Lloyd Zusman wrote:
Perl has the following constructs to check whether a file is considered
to contain "text" or "binary" data:
if (-T $filename) { print "file contains 'text' characters\n"; }
if (-B $filename) { print "file contains 'binary' characters\n"; }
Is there already a Python analog to these? I'm happy to write them on
my own if no such constructs currently exist, but before I start, I'd
like to make sure that I'm not "re-inventing the wheel".

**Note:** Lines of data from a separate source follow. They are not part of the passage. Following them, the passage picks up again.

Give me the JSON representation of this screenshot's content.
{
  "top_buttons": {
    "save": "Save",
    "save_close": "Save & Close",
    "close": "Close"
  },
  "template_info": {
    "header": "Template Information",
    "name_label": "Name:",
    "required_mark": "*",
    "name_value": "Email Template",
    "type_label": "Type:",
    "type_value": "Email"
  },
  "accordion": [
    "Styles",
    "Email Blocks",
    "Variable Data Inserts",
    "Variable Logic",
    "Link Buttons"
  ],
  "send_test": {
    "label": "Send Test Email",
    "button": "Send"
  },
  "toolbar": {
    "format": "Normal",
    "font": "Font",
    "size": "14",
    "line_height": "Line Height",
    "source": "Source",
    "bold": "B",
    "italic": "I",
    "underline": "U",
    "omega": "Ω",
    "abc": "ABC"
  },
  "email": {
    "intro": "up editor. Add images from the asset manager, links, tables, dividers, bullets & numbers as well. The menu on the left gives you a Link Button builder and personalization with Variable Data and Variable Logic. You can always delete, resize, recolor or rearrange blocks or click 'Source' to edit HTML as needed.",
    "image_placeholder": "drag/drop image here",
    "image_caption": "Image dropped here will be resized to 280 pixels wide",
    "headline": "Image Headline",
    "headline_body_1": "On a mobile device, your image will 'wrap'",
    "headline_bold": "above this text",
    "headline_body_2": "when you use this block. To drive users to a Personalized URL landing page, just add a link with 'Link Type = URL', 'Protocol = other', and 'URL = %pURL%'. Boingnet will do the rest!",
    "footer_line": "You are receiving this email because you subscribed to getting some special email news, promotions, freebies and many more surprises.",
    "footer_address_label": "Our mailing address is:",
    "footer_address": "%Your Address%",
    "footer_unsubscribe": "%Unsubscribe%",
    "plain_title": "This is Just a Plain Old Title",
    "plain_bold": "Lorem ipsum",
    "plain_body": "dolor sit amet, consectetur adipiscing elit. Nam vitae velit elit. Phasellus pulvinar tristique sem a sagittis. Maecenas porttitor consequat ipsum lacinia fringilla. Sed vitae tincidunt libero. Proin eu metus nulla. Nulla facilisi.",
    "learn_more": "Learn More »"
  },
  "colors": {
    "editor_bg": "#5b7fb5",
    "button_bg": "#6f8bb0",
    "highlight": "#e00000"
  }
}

By the way, here's what the perl docs say about these constructs. I'm
looking for something similar in Python:
... The -T and -B switches work as follows. The first block or so
... of the file is examined for odd characters such as strange control
... codes or characters with the high bit set. If too many strange
... characters (>30%) are found, it's a -B file; otherwise it's a -T
... file. Also, any file containing null in the first block is
... considered a binary file. [ ... ]
While I agree with the others who have responded along the lines
of "that's a hinky heuristic", it's not too hard to write an analog:
import string
def is_text(fname,
chars=set(string.printable),
threshold=0.3,
portion=1024, # read a kilobyte to find out
mode='rb',
):
assert portion is None or portion > 0
assert 0 < threshold < 1
f = file(fname, mode)
if portion is None:
content = iter(f)
else:
content = iter(f.read(int(portion)))
f.close()
total = valid = 0
for c in content:
if c in chars:
valid += 1
total += 1
return (float(valid)/total) > threshold
def is_bin(*args, **kwargs):
return not is_text(*args, **kwargs)
for fname in (
'/usr/bin/abiword',
'/home/tkc/.bashrc',
):
print fname, is_text(fname)
It should allow you to tweak the charset to consider "text",
defaulting to string.printable, but adjust the "text" chars and
the file-reading-mode accordingly if you're using unicode text
(perhaps inverting the logic to make it an "binary chars" set).
You can also change the threshold from 0.3 (30%) to whatever you
need, and test the entire file or a subset of it (this defaults
to just reading the first K of the file, but if you pass None for
the portion, it will read the whole thing, even if it's a TB file).